* Bovespa breaks 53,000 level, more losses expected
* Mexico’s IPC set to test 200-day SMA
* Bovespa falls 1.75 pct, Mexico edges up 0.08 pct (New throughout)
By Michael O‘Boyle and Danielle Assalve
MEXICO CITY/SAO PAULO, June 5 (Reuters) - Brazilian stocks fell to an eight-month low on Tuesday, breaking key support that could augur for a deeper slump on worries about a blow up in Europe’s debt crisis and stalling growth in Latin America’s top economy.
Brazil’s benchmark Bovespa stock index sank 1.75 percent to 52,481.44, its lowest since October after blowing through support at 53,000 points.
The index could fall another 6 percent before it triggers significant bargain hunting, technical analysts said.
“It is a massacre in Brazil,” said Carlos Alonso, a trader at Interacciones in Mexico City. “The Bovespa is getting near levels that could trigger even more stop losses from foreign investors.”
The Bovespa has slumped more than 22 percent since March, with May marking the biggest percentage loss since the depths of the 2008 credit crisis. Foreign investors last month pulled out 2.34 billion reais ($1.15 billion), the biggest net outflow of the year.

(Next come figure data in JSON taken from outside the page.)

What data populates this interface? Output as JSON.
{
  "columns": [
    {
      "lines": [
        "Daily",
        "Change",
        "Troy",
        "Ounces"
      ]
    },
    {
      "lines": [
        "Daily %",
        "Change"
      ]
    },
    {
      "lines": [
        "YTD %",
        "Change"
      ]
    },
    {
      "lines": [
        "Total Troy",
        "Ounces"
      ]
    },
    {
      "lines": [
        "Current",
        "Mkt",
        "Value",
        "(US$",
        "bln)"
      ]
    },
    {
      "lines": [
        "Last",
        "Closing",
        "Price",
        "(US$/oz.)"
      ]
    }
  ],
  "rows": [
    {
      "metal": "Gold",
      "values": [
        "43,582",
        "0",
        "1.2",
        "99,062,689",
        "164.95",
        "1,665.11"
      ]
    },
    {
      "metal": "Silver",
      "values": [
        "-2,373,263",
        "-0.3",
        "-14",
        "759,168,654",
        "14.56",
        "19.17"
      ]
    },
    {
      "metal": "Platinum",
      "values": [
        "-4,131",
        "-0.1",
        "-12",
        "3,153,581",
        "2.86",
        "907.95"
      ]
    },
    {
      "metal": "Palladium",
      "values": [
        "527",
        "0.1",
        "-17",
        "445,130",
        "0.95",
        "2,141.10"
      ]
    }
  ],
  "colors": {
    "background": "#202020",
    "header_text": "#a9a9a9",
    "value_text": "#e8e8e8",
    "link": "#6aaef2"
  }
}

“Foreign investors just keep selling,” said Daniel Marques, an analyst at brokerage Agora.
Marques said the break of the 53,000 level could suggest the Bovespa will fall to 49,400 points. Still, he noted Tuesday’s total volume of around 5 billion reais was lower than average.

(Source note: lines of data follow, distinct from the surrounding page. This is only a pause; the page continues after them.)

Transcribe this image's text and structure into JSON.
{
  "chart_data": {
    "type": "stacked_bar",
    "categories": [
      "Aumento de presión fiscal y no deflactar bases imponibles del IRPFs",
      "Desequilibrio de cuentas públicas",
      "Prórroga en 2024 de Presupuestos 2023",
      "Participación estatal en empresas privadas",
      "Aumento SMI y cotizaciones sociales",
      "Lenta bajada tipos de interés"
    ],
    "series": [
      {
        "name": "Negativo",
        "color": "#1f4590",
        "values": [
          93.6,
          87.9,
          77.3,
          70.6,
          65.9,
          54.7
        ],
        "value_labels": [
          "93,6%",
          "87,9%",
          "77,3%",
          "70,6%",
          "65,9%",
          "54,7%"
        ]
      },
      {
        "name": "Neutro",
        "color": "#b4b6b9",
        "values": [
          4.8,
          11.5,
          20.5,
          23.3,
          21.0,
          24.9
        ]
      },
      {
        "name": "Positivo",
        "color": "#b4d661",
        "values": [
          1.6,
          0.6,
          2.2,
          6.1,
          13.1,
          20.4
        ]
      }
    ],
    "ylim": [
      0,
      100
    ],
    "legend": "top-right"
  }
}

“Today’s sell off would have been much more catastrophic if the loss of support was backed by a higher trading volume,” he said.
Worries about Europe’s worsening debt crisis have hammered riskier assets around the world, including Latin American equities, and traders said only strong policy action in Europe could stem the rout.
“Europe is the center of attention, if there are measures that help growth there, it should be felt throughout all markets,” Interacciones Alonso said.
G7 finance ministers held an emergency teleconference on Tuesday to discuss a solution to the euro zone debt crisis, but the meeting closed without an agreement on joint action.
In Brazil, data on Tuesday showed business activity in the services sector fell in May for the first time since July 2009, in a sign manufacturing weakness has started to drag on the main engine of the country’s recent economic growth.
Shares in OGX, the oil firm controlled by Brazil’s richest man Eike Batista, shed 6.22 percent. State oil firm Petrobras lost 1.62 percent.
Cyrela Brazil Realty, Brazil’s No. 2 homebuilder, shed 5.32 percent. Top homebuilder PDG Realty lost 3 percent.
Mexico’s IPC index edged up 0.08 percent to 37,089.36, supported by data showing the vast U.S. services sector improved in May. Mexico sends nearly 80 percent of its exports to its northern neighbor.
The IPC is struggling to hold above support at its one-year exponential moving average just above 37,000. Traders said a break below the 200-day simple moving average at 36,800 could bode for steeper losses.
Telecommunications firm America Movil, controlled by billionaire Carlos Slim, lost 0.42 percent after news it had purchased a 4.1 percent stake in Telekom Austria, in a new move into the European market.
Lender Grupo Financiero Banorte, the biggest Mexican-owned bank, rose 1.9 percent.
Chile’s IPSA index ended flat as a 1.15 percent gain in industrial conglomerate Copec was offset by a 1.38 percent loss in retailer Cencosud.